The existence of the CIRC also strengthens the University’s grant applications. Currently, the CIRC supports sponsored research projects with aggregate funding of $50 million annually. Research projects run the gamut of academic disciplines, from medicine to archaeology, engineering to astrophysics. CIRC staff frequently assists researchers with grant applications, even serving as co-principal investigators on some proposals. For instance, the Center’s director and the chair of the Department of Earth and Environmental Sciences recently submitted a joint proposal for the National Science Foundation’s Research Traineeship Program. Their proposal would leverage the instruction the CIRC currently provides researchers to train the next generation of data scientists.
The CIRC’s centricity and the regular events it hosts bring together researchers from a range of fields, effectively building a University-wide research community and generating more opportunities for interdisciplinary research activities. Recently, the CIRC helped connect the chair of the Department of Computer Science with faculty researchers in the Medical Center for their mutual benefit. The chair’s undergraduate students gained the opportunity to apply the parallel computing techniques they were learning to real-life problems, and the faculties were able to use the solutions the students developed to advance their research. Similarly, during a discussion with researchers regarding potential uses of the new visualization lab that opened last fall, faculty in the Department of Microbiology & Immunology and the Institute of Optics connected through mutual interests in visualization and health science to develop a new research partnership.
To continue to help our researchers stay on the forefront of their respective fields and unlock the potential of big data, we are developing the University’s visualization capabilities. Last year, with funding assistance from New York State, we completed construction of a state-of-the-art visualization lab called the VISTA Collaboratory. The lab creates the immersive experience necessary to allow researchers to view and compare large sets of data on one screen or observe fine detail in the context of larger structures. At the heart of the lab is a curved display wall that is 20 feet wide and 8 feet tall with a resolution (50 megapixels) approaching that of IMAX theaters.
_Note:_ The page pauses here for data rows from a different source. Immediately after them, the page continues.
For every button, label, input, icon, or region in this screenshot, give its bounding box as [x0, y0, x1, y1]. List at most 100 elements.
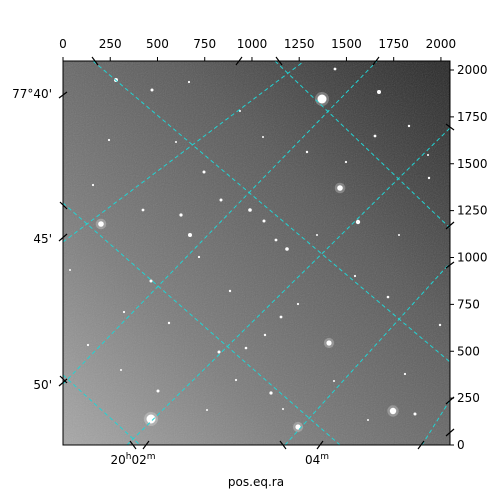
top-tick-label: 1750	[378, 37, 409, 51]
star	[344, 160, 348, 164]
star	[149, 279, 153, 283]
star	[248, 208, 252, 212]
dec-label-40: 77°40'	[12, 87, 52, 101]
star	[282, 408, 284, 410]
plot-frame	[62, 60, 451, 446]
star	[427, 176, 431, 180]
star-field	[69, 67, 442, 433]
dec-label-50: 50'	[33, 378, 52, 392]
star	[337, 185, 343, 191]
star	[263, 333, 267, 337]
star	[296, 302, 300, 306]
star	[206, 409, 208, 411]
sky-image	[63, 61, 450, 445]
star	[150, 88, 154, 92]
right-tick-label: 1500	[457, 157, 488, 171]
star	[305, 150, 309, 154]
right-tick-label: 250	[457, 391, 480, 405]
grid-line	[274, 61, 450, 229]
right-tick-label: 1000	[457, 251, 488, 265]
star	[239, 110, 241, 112]
star	[377, 90, 381, 94]
ra-label-04m: 04m	[305, 452, 329, 467]
star	[317, 94, 327, 104]
star	[326, 340, 332, 346]
right-tick-label: 750	[457, 297, 480, 311]
right-tick-label: 1250	[457, 204, 488, 218]
star	[122, 310, 126, 314]
star	[269, 391, 273, 395]
star	[373, 134, 377, 138]
star	[86, 343, 90, 347]
top-pixel-axis: 0 250 500 750 1000 1250 1500 1750 2000	[59, 37, 456, 61]
top-tick-label: 1250	[284, 37, 315, 51]
grid-line	[92, 61, 450, 363]
top-tick-label: 1500	[331, 37, 362, 51]
star	[438, 323, 442, 327]
top-tick-label: 750	[193, 37, 216, 51]
top-tick-label: 0	[59, 37, 67, 51]
star	[219, 198, 223, 202]
star	[217, 350, 221, 354]
star	[91, 183, 95, 187]
star	[285, 247, 289, 251]
star	[244, 346, 248, 350]
star	[188, 233, 192, 237]
star	[167, 321, 171, 325]
star	[333, 67, 337, 71]
star	[98, 221, 104, 227]
star	[355, 219, 361, 225]
grid-line	[63, 61, 378, 385]
star	[234, 378, 238, 382]
star	[120, 369, 122, 371]
grid-line	[63, 374, 141, 445]
top-tick-label: 250	[99, 37, 122, 51]
top-tick-label: 1000	[237, 37, 268, 51]
grid-line	[284, 262, 450, 445]
star	[262, 136, 264, 138]
star	[367, 419, 369, 421]
star	[197, 255, 201, 259]
top-tick-label: 500	[146, 37, 169, 51]
right-tick-label: 2000	[457, 63, 488, 77]
star	[69, 269, 71, 271]
ra-label-04m-text: 04m	[305, 452, 329, 467]
star	[274, 238, 278, 242]
star	[413, 412, 417, 416]
star	[389, 407, 397, 415]
star	[295, 424, 301, 430]
grid-line	[63, 202, 341, 445]
star	[179, 213, 183, 217]
right-tick-label: 500	[457, 344, 480, 358]
grid-line	[63, 61, 304, 243]
star	[175, 141, 177, 143]
star	[187, 80, 191, 84]
star	[386, 295, 390, 299]
star	[407, 124, 411, 128]
coordinate-grid	[63, 61, 450, 445]
star	[141, 208, 145, 212]
star	[353, 274, 357, 278]
grid-line	[126, 127, 450, 445]
star	[146, 414, 156, 424]
dec-label-45: 45'	[33, 232, 52, 246]
grid-line	[421, 399, 450, 445]
star	[333, 380, 335, 382]
star	[403, 372, 407, 376]
top-tick-label: 2000	[426, 37, 457, 51]
star	[398, 234, 400, 236]
star	[228, 289, 232, 293]
star	[202, 170, 206, 174]
right-tick-label: 1750	[457, 110, 488, 124]
right-tick-label: 0	[457, 438, 465, 452]
star	[316, 234, 318, 236]
ra-label-02m: 20h02m	[110, 452, 155, 467]
wcs-edge-ticks	[58, 56, 455, 450]
ra-label-02m-text: 20h02m	[110, 452, 155, 467]
star	[262, 219, 266, 223]
x-axis-title: pos.eq.ra	[228, 475, 284, 489]
right-pixel-axis: 0 250 500 750 1000 1250 1500 1750 2000	[450, 63, 488, 452]
star	[107, 138, 111, 142]
star	[427, 154, 429, 156]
As a user facility available to industry, I expect this lab will strengthen and expand our existing research collaborations and attract new private sector partners.
The ability to provide supercomputing support to faculty researchers can be a key differentiator for research universities. As we look to the future, the strategic partnerships we have built — between faculty and technical staff, industry and government — have positioned the University to be a leader in the data sciences. The existence of a resource like the CIRC has enabled the University to not only accelerate research, but also develop new majors in the data sciences to educate the next generation of researchers and computational scientists.